Dysplastic nevus

Editor-In-Chief: C. Michael Gibson, M.S., M.D. [1] ; Associate Editor(s)-in-Chief: Aditya Ganti M.B.B.S. [2]

A dysplastic nevus, is an atypical mole; a mole whose appearance is different from that of common moles. Dysplastic nevi are generally larger than ordinary moles and have irregular and indistinct borders. Their color frequently is not uniform and ranges from pink to dark brown; they usually are flat, but parts may be raised above the skin surface. Dysplastic nevus can be found anywhere, but are most common on the trunk in men, and on the calves in women.

Dysplastic nevus is a type of melanocytic lesion.

Depending on cytologic atypia, melanocytic lesions range from dysplastic nevus to melanoma.

Dysplastic nevus should be differentiated from common moles and melanoma.

Males are more commonly affected by dysplastic nevus compared to females.

Sunlight exposure is the most important risk factor for the development of dysplastic nevus.

Patients with dysplastic nevus should undergo regular screening to prevent progression to melanoma.

Dysplastic nevus can progress to melanoma if it is not treated adequately. Complications of dysplastic nevi include melanoma and metastasis.

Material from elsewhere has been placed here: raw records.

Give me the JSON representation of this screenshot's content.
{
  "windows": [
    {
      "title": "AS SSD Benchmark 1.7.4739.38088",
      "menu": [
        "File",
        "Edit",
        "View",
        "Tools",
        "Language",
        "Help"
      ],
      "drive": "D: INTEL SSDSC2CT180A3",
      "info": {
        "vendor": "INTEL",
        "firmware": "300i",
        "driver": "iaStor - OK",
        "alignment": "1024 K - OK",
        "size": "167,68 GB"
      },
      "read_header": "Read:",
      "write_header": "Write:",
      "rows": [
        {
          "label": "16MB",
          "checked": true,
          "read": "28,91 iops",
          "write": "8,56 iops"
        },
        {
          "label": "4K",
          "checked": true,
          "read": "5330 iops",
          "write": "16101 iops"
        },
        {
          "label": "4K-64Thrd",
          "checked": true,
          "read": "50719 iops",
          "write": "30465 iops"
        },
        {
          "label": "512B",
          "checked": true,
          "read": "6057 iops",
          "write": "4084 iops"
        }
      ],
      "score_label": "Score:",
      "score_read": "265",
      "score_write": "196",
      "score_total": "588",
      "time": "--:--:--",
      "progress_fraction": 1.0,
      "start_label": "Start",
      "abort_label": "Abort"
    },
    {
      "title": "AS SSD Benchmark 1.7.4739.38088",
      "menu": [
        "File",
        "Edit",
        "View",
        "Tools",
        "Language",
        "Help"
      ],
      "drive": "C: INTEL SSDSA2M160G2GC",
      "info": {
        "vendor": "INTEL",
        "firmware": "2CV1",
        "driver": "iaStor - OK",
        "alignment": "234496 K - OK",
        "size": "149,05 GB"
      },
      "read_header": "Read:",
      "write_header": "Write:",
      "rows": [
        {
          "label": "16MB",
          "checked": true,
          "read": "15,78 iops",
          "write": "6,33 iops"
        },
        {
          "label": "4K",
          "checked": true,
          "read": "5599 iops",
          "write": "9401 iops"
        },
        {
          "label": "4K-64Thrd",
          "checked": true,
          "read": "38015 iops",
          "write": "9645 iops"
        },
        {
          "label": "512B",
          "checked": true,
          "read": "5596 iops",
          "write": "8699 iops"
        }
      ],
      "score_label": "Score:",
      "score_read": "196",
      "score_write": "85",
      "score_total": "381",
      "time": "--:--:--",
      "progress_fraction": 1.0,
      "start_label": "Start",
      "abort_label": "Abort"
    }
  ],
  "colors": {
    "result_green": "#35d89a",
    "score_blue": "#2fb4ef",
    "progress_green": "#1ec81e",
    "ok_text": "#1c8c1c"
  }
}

The only way to diagnose dysplastic nevus is to remove tissue and check it for dysplasia.

When an atypical mole has been identified, a biopsy takes place in order to best diagnose it. Local anesthetic is used to numb the area, then the mole is biopsied. The biopsy material is then sent to a laboratory to be evaluated by a Pathologist.

Surgery is the mainstay of treatment for dysplastic nevus.

Everyone should protect their skin from the sun and stay away from sunlamps and tanning booths, but for people who have dysplastic nevi, it is even more important to protect the skin and avoid getting a suntan or sunburn.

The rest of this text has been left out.